THE CLOUDY ‘FORECAST’: HERE TO STAY?

Children’s Hospital will continue to leverage cloud-based technologies for the foreseeable future, according to Larson. “I certainly expect that our internal private cloud will continue to expand,” he says. “We will always be open to vendor-based cloud solutions that meet our needs.” He also notes that Children’s Hospital is now in the process of developing a longer term strategy for its cloud usage. “My expectation is that we will continue to build in the cloud, and over time we will look at appropriate opportunities, where we can move things to the cloud,” he says.

Another reason for the cloud’s long-term prospects in healthcare is the flexibility it offers for disaster recovery purposes. Larson notes the feasibility of extending the private cloud to a co-location facility offsite from the hospital for disaster recovery purposes. “We, like a lot of other organizations, are landlocked with our data center space, and we can’t endlessly build data centers,” he says.
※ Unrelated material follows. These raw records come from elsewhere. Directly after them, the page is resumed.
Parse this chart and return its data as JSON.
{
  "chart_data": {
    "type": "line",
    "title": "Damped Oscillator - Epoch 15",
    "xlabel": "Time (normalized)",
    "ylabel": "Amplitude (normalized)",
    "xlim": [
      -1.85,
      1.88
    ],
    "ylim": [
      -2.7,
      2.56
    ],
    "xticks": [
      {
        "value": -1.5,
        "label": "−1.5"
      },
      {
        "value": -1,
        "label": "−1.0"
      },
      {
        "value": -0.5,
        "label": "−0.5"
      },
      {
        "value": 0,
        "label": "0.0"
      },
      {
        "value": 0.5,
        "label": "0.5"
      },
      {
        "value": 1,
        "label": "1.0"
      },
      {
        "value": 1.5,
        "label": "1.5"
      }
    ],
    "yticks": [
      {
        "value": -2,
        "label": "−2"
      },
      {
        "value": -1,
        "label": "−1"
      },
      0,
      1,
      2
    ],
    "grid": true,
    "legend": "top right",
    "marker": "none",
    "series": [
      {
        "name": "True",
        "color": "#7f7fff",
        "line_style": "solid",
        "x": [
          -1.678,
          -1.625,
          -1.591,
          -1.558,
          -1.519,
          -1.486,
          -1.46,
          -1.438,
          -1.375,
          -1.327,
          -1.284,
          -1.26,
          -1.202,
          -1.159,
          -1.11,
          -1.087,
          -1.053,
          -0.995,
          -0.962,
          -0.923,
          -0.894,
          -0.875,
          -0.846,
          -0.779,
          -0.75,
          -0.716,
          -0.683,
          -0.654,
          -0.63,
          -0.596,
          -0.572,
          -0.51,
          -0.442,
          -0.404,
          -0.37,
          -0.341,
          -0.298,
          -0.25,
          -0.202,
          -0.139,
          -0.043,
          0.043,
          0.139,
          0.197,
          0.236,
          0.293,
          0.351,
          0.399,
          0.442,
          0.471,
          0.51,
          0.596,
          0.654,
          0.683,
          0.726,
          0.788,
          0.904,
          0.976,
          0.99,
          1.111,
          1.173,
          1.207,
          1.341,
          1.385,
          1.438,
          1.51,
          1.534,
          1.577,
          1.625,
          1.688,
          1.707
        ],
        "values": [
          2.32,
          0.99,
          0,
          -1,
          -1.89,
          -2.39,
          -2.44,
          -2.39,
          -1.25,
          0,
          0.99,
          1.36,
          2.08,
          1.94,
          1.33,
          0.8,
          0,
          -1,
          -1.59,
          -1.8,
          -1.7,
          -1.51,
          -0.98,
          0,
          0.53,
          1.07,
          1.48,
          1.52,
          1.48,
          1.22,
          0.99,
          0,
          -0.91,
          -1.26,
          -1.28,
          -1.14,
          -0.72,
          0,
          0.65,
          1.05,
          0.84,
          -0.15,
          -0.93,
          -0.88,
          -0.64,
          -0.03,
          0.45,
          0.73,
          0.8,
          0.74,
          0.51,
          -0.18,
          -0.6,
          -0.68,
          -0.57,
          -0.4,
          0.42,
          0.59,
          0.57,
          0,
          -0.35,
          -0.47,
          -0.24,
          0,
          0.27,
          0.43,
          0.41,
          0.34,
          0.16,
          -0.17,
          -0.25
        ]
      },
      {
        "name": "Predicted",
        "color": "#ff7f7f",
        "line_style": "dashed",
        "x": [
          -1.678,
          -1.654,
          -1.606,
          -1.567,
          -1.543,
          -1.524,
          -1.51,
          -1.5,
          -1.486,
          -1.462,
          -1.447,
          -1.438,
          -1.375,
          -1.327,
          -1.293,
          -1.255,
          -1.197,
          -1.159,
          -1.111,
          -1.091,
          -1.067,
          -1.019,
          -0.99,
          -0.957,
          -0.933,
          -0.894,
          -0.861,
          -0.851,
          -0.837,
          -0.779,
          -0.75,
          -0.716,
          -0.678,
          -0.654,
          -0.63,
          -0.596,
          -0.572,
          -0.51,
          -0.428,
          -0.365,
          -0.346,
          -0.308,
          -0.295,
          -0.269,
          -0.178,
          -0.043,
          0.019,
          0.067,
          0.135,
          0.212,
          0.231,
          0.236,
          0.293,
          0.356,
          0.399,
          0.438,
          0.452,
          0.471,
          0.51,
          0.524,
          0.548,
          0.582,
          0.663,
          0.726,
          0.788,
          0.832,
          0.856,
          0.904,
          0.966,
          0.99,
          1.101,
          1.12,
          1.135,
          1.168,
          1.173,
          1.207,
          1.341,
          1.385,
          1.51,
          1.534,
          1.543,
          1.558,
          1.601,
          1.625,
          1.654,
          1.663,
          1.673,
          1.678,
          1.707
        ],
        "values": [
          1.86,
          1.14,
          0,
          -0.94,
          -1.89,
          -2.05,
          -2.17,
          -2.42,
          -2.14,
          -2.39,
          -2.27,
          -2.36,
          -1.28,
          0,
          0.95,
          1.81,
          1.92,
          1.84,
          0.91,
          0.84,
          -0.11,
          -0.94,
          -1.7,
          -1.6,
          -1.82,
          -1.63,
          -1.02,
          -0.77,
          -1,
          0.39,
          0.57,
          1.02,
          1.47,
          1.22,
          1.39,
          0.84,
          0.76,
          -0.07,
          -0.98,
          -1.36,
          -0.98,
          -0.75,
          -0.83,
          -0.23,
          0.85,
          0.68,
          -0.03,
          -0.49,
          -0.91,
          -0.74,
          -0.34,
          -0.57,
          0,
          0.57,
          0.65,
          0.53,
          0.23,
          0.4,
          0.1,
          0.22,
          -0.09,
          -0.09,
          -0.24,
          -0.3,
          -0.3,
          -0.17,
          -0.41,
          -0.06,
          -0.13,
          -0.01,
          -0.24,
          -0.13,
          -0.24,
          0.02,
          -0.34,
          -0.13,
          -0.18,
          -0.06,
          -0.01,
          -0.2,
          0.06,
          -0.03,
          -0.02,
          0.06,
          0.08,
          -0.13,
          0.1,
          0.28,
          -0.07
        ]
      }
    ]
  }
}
In addition, the cloud is viewed by some as an enabler for mobile technology, if only indirectly. Dan Morreale of Riverside says the cloud helps the mobility challenge. “With the mobile and cloud-based data, I don’t have to worry about the infrastructure for connecting the mobile device to the data.” In other words, access to the data is not necessarily dependent on the hospital’s wireless network, he says.

Halamka of Beth Israel Deaconess, who will be a speaker at the IEEE Computer Society Rock Stars of the Mobile Cloud conference this May in Boston, acknowledges that the cloud and mobile are different, unrelated concepts, but observes that “companies that are forward-thinking enough to offer cloud hosting also offer mobile access to the cloud.”